Fernando Verani: Para quebrar as cadeias de transmissão do vírus do sarampo é necessário que se obtenha coberturas mínimas e homogêneas de 95%, com duas doses de qualquer das vacinas contendo vírus do sarampo.
Informe ENSP: Na opinião do senhor, quais são os principais motivos para queda da cobertura vacinal no Brasil?
Fernando Verani: As baixas coberturas vacinais devem-se à falta de prioridade no combate às doenças transmissíveis, de modo geral, à falta de uma política clara e objetiva em apoio ao Programa Nacional e ao SUS. As altas coberturas obtidas em anos anteriores, ao longo dos 46 anos do PNI, deveram-se a essas políticas de priorização (do PNI e do SUS), com estratégias de mobilização social forte, de formação/capacitação permanente dos profissionais da Atenção Primária e de coordenação efetiva do Ministério da Saúde articulado com os estados da federação e outras instituições como a Fiocruz e outras da sociedade civil. Observamos essa falta de coordenação também ao longo da pandemia de Covid-19. Ressalto que, nos primeiros meses da pandemia, a equipe do MS e da SVS se articulava efetivamente com os estados em relação às medidas e ao acompanhamento do novo coronavírus. Por razões políticas, esse processo foi interrompido com a mudança de equipe. Mobilizar o público para os benefícios da vacinação e seus impactos na ocorrência das doenças é um aspecto crítico de programas de imunização e controle de doenças transmissíveis. A participação da sociedade civil no PNI, tanto na mobilização social quanto em apoio logístico nas campanhas, mostrou-se um diferencial importante para alcançar as metas de erradicação (pólio), eliminação (sarampo e tétano neonatal) e controle (outras doenças alvo do PNI) das doenças preveníveis por vacinação (imunopreveníveis). O negacionismo e as fake news veiculados pelas redes sociais nos últimos anos também estão entre os fatores que contribuem para baixas coberturas vacinais, gerando recusa vacinal e hesitação em relação aos imunizantes.
Informe ENSP: Quais ações o governo brasileiro deve adotar, na sua opinião, para aumentar a cobertura vacinal e reduzir a transmissão do vírus no país?
Fernando Verani: Neste momento, algumas medidas estão sendo adotadas pelo MS em articulação com Bio-Manguinhos/Fiocruz, como o projeto em parceria com a SVS para resgatar as altas coberturas vacinais. Há curso on-line do Conselho Federal de Enfermagem (Cofen) para reciclagem de profissionais da Atenção Primária, com algum foco em imunização. Mas, a meu ver, falta uma política mais agressiva de diagnósticos e inquéritos de cobertura vacinal, com um protagonismo do PNI em capacitação/reciclagem programada dos profissionais em todos os níveis operacionais do programa.
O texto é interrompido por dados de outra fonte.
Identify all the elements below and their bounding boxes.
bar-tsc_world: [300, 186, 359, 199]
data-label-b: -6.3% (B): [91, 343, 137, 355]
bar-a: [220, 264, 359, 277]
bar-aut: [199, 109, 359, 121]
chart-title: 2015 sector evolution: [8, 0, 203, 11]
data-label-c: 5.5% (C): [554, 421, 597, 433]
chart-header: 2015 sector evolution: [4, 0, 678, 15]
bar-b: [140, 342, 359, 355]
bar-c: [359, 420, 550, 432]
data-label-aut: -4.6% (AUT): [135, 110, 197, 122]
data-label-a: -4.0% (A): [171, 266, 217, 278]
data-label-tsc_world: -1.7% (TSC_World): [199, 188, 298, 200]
Nos anos 1980 e 1990, a ENSP/Fiocruz exercia, com o PNI, um protagonismo na formação/capacitação de profissionais de Imunização e Vigilância Epidemiológica, desenvolvendo materiais pedagógicos (Programa Ampliado de Imunização - PAI e Curso Básico de Vigilância Epidemiológica - CBVE) e participando diretamente de cursos presenciais em todo o país, com apoio da OPAS. Algumas secretarias de saúde mantém atividades de formação permanente/continuada na área de imunizações, mas sem uma articulação com outras esferas institucionais.